How Silicon Valley Has Become Goliath and Lost its David Advantage


Silicon Valley has become a giant of an industry and has lost its David Advantage. VCs are throwing more and more money at unproven companies and losing more money. Startups because they are so deeply funded are burning their cash at a very fast rate trying to compete with the older well-established big boys in what they offer. Even loosely spending VCs are beginning to sound the alarm and calling for some budget controls. The worse part of it is that the Silicon Valley concept has been exported worldwide and its current mistakes are being made worldwide. The frugal bootstrapping principles of the Silicon Valley model are being lost to its opulence as it has grown into a giant industry and it is losing its underdog advantages.

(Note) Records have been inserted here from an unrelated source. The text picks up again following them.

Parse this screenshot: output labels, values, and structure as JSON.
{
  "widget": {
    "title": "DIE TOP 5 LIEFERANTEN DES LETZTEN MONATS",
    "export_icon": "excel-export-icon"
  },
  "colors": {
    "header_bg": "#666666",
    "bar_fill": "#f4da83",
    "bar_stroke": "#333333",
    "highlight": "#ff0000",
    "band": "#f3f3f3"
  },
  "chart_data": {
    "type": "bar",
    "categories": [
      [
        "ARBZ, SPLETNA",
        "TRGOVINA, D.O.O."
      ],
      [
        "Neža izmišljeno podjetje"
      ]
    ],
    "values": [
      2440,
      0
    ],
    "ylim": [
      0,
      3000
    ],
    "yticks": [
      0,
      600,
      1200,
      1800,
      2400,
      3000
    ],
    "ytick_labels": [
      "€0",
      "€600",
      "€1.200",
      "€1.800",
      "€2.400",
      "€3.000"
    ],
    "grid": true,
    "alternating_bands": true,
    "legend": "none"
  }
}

Malcolm Gladwell writes about how disadvantages can sometimes create greatness and that was what made the Silicon Valley model work optimally. Silicon Valley in its early days had the disadvantages of low budget and bootstrapping attitude that made startups fight hard for every scrap and survive the famine of capital by stretching their resources and opening up their imagination to overcome their disadvantages and therefore gain advantages from them. Today top companies are funded with such abundance that they can grow lazy and not be very imaginative or try hard to run up the mountain to plant its flag. Instead they are buying a helicopter and taking the easy way up the mountain because they have the money but in doing so they are sacrificing the David underdog advantage that made Silicon Valley such a great model to copy. Today a company that is worth less than a billion dollars is not even noticed—but billion dollar valuations are abnormal for startups until they are no longer a startup and many billion dollar startups are not mature at all. VCs also find gathering investors so easy that they really do not have to worry very much about some bad investments because they are replete with money. It is sad when VCs have not changed their model in vetting companies to invest on that even the great Marc Andreessen expects that 50% of their investments will automatically vaporize—there are very few industries in which a 50% failure rate (it really is much higher) is so readily accepted and perpetuated for decades.

The Silicon Valley model is bloated and needs a David Hero not to kill it, but to reform it. There are many good things that were no there in the beginning but many more bad things that need reforming. Silicon Valley needs a series of reformer Startups that challenges and improves it; taking each disadvantage of a giant and turning it into a David advantage—and through their efforts make an even better Silicon Valley model that takes advantage of all of the new technology while maintaining that struggle that is so important in innovation and often in success!